Sem dúvidas. Quando o Collor sofreu impeachment, ninguém o criticou por ser homem e quando foi com a Dilma, a todo tempo se lembrava do fato de ela ser mulher. Ela foi eleita como Lula, o Fernando Henrique, mas na hora de ser descreditada, era apontado o fato de ela ser mulher, não saber fazer política. Se nós erramos em um cargo de poder, somos automaticamente descreditadas, mas o inverso não acontece. 

É impressionante. Meu marido é advogado e separamos nossos escritórios, cada um tem o seu, para não haver alguma situação do tipo. Na minha casa, os dois tomam decisões juntos, como uma família. Ouço muito comentário do tipo ‘é feminista? Deve ser bigoduda, mal amada’, denegrindo suas opiniões como alguém que não se encontrou como mulher, quando é justamente o contrário. É por me encontrar como mulher que sei a importância de se lutar.

A mulher que não compreende seus próprios direitos, em que se ampara?

As pessoas em condições muito menos privilegiadas, que não tiveram acesso à educação e não teve orientação, infelizmente não teve também nenhuma experiência positiva de ser mulher. Quando eu digo que a gente está perdida, também falo dessa falta de compreensão da própria mulher, que muitas vezes diz ter ‘raiva dessas que no passado queimaram sutiã’. Como assim, se foram elas que garantiram os direitos para agora a mulher poder escolher, por exemplo, em quem votar e com quem vai casar? Essas pessoas, será que sabem mesmo o que é o feminismo? O que eu quero é levar a desmistificação do que é o feminismo, que não é brigar, mas ir atrás dos nossos direitos, seja isso sutilmente ou não. 

E para finalizar, o que você gostaria que fosse de fato o grande presente às mulheres em 2017?

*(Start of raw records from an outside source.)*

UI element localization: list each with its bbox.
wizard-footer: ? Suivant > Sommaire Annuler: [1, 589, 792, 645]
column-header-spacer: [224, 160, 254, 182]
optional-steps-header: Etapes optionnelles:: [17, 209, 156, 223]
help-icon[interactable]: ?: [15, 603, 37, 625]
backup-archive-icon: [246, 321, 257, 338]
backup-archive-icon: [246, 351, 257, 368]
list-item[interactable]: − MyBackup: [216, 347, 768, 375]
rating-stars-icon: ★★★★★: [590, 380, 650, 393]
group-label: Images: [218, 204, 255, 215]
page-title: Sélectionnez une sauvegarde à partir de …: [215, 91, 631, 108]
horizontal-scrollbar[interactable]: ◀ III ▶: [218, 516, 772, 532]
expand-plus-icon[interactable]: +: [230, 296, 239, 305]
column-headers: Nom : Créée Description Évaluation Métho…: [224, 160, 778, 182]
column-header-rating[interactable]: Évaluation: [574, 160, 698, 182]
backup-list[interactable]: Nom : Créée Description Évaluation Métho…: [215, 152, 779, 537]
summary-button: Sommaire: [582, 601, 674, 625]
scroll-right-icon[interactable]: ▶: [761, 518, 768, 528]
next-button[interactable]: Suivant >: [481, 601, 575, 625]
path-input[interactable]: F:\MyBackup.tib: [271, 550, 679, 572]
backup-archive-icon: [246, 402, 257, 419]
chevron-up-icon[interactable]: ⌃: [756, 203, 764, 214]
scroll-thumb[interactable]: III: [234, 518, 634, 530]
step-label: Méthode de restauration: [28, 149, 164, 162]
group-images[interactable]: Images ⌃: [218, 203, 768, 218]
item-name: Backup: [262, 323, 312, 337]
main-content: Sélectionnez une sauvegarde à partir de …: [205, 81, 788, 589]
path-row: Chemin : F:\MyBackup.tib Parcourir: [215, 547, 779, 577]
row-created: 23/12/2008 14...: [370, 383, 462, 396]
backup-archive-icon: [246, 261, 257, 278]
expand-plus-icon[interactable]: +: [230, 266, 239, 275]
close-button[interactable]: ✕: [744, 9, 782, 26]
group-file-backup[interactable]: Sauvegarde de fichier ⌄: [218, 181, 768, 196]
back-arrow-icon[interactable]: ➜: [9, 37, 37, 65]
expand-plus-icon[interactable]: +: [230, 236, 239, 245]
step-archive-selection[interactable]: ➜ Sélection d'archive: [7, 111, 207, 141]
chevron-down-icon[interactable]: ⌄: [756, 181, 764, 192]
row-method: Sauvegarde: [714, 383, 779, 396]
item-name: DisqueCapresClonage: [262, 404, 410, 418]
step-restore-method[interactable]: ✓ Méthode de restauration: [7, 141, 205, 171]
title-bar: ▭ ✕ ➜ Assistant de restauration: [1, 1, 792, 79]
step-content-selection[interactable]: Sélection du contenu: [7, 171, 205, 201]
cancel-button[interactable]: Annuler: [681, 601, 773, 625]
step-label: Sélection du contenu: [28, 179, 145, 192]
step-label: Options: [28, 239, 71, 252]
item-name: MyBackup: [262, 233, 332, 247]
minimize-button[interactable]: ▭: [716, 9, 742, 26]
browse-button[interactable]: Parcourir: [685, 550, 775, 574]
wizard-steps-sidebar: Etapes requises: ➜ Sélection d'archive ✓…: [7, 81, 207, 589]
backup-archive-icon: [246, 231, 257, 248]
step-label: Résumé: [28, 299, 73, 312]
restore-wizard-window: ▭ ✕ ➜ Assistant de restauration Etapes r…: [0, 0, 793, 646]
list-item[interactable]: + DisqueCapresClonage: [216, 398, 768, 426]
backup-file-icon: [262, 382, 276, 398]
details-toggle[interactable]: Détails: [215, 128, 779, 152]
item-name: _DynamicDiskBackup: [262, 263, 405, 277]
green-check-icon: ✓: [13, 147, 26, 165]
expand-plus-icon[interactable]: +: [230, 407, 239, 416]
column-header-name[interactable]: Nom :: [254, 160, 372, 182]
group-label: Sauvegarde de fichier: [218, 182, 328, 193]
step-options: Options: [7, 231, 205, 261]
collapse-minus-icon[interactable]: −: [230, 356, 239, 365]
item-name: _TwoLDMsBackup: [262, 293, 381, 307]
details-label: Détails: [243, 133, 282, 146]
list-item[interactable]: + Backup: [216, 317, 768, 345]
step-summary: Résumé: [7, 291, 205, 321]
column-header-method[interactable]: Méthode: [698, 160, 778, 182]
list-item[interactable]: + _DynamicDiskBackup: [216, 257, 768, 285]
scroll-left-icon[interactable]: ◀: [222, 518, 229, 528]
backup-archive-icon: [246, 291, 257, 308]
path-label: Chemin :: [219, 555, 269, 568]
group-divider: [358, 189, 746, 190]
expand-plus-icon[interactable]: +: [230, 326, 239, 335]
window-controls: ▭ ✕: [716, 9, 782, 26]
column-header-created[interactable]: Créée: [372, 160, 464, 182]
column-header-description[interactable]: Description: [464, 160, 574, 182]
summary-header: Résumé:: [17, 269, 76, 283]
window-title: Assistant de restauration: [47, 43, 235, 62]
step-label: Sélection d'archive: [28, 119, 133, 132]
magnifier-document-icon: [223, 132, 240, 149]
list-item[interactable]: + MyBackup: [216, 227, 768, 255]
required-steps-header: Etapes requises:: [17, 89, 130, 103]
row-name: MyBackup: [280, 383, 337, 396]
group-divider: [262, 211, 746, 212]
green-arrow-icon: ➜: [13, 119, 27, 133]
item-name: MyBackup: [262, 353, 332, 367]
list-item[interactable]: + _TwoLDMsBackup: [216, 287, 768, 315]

Seria uma excelente notícia, apesar de ler os índices e ver que ainda não aconteceram, ver que a mulher ocupa seu lugar. Incentivar as nossas conquistas e conseguir sensibilizar as pessoas que todos somos iguais, temos os mesmos direitos, porque quando essa sociedade for mais justa e menos desigual, todo mundo vai sair ganhando com isso.